The California Collaborative Treatment Group's CCTG 575 study compared phenotypic testing to no resistance testing. 238 people, all of whom had taken anti-HIV therapy for an average of about three years, participated in the study. Most of the participants had taken one protease inhibitor-based regimen (mostly either Viracept or Crixivan), and most had not previously taken a non-nucleoside reverse transcriptase inhibitor. This study found no difference in response rates between the two strategies -- after one year, about 50% of the participants achieved viral loads below 400 copies and about 40% achieved below 50 copies. There may be several reasons for the lack of a difference seen in this study. Participants were generally not heavily pretreated and so had a lot of treatment options. Perhaps more importantly, the criteria used to determine resistance by the phenotypic test might have been flawed. As a result, participants who received the resistance test were far more likely to choose Zerit (d4T) and/or Videx (ddI) as part of their regimen because the test results showed that they were sensitive to these two drugs and that most were resistant to Ziagen (abacavir), whereas people without the resistance information were far more likely to choose Ziagen.

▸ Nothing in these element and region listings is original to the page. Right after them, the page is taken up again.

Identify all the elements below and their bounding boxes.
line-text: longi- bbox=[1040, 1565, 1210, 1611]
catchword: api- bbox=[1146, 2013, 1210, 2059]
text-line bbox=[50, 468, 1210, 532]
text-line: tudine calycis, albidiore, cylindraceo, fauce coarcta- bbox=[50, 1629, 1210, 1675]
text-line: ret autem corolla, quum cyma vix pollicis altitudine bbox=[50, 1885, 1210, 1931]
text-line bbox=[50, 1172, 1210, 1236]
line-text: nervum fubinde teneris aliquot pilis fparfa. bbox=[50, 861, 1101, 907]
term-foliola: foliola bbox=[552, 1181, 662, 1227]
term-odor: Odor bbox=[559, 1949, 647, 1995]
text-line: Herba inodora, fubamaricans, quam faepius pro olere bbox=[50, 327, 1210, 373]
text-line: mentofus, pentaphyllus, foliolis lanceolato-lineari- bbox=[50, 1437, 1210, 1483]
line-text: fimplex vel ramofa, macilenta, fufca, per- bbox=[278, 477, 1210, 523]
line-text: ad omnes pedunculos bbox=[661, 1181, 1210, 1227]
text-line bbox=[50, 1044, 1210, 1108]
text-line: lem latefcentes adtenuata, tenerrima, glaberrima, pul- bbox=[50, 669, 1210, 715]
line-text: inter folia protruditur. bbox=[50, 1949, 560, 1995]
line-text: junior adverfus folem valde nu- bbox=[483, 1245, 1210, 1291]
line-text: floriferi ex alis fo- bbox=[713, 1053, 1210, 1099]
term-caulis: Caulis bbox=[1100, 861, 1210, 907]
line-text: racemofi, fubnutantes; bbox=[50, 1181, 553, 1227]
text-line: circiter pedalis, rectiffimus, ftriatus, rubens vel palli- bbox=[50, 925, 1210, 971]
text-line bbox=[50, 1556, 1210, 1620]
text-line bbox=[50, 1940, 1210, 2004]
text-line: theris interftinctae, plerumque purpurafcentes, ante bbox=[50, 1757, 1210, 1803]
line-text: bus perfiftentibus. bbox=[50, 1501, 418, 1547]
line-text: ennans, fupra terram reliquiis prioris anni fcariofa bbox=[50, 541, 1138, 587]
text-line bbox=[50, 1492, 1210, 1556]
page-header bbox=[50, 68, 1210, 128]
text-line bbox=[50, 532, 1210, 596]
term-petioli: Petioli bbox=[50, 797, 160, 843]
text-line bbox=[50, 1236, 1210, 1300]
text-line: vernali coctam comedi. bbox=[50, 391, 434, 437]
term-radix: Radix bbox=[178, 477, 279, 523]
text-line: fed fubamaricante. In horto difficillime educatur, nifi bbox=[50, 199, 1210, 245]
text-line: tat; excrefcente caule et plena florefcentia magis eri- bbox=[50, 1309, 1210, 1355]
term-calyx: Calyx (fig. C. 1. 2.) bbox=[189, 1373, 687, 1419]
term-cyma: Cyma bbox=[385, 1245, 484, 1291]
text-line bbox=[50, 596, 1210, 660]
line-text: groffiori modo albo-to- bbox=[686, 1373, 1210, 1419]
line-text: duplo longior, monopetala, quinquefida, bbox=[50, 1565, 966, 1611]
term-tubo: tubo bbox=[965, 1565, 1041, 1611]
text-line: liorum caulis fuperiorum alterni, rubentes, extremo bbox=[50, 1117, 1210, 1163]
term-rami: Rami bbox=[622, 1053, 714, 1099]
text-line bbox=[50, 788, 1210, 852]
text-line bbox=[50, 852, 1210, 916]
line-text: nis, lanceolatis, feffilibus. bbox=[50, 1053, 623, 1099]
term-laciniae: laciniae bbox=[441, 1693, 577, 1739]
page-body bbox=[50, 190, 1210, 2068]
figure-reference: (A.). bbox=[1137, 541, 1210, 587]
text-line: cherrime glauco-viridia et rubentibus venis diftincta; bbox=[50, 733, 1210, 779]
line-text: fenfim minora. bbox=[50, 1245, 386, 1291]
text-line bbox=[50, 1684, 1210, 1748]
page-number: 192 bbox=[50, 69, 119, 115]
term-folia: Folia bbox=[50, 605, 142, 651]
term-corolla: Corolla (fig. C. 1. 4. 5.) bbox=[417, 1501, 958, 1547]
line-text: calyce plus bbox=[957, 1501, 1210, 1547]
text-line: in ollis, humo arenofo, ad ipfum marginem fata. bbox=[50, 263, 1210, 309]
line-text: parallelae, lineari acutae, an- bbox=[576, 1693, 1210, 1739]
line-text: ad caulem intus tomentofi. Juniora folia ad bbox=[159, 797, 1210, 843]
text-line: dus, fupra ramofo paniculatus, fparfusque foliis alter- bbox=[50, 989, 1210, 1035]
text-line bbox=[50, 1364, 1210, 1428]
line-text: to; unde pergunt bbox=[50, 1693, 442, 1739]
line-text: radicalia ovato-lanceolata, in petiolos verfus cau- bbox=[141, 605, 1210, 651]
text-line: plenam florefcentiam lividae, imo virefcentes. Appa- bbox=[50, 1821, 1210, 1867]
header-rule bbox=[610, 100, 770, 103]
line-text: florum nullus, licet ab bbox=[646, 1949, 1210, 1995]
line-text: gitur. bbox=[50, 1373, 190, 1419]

Since the start of this study, the field has rapidly evolved. We now know that there is significantly more cross-resistance (where resistance to one drug results in resistance to another) between AZT and d4T. Similarly, a smaller decrease in sensitivity to ddI than previously thought may result in the drug losing effectiveness, whereas the opposite may be true for Ziagen. As a result of this study, the criteria to determine resistance to ddI, d4T and Ziagen have been changed. Another study conducted in France, known as NARVAL, had similar findings and participants made similar treatment choices based on phenotypic resistance information.
Results from the CCTG study highlight the importance of establishing clinically relevant "cut offs" for the phenotypic tests to determine whether a particular drug will still be active against HIV (no resistance to the drug), whether it may have some moderate activity against HIV (low level resistance) or whether it isn't expected to have any activity against the virus (high level resistance). To date, these clinically relevant "cut offs" have only been established for two drugs, Ziagen and Kaletra (lopinavir), although it is likely that others, including ddI, d4T and tenofovir, may be established before the end of the year. To further add confusion to the matter, these "cut offs" are likely to be different for the two phenotypic resistance tests that are currently available because Virco's Antivirogram and ViroLogic's PhenoSense use different technologies to measure phenotypic resistance.
Ben Cheng is Director of Antiviral Advocacy at Project Inform in San Francisco.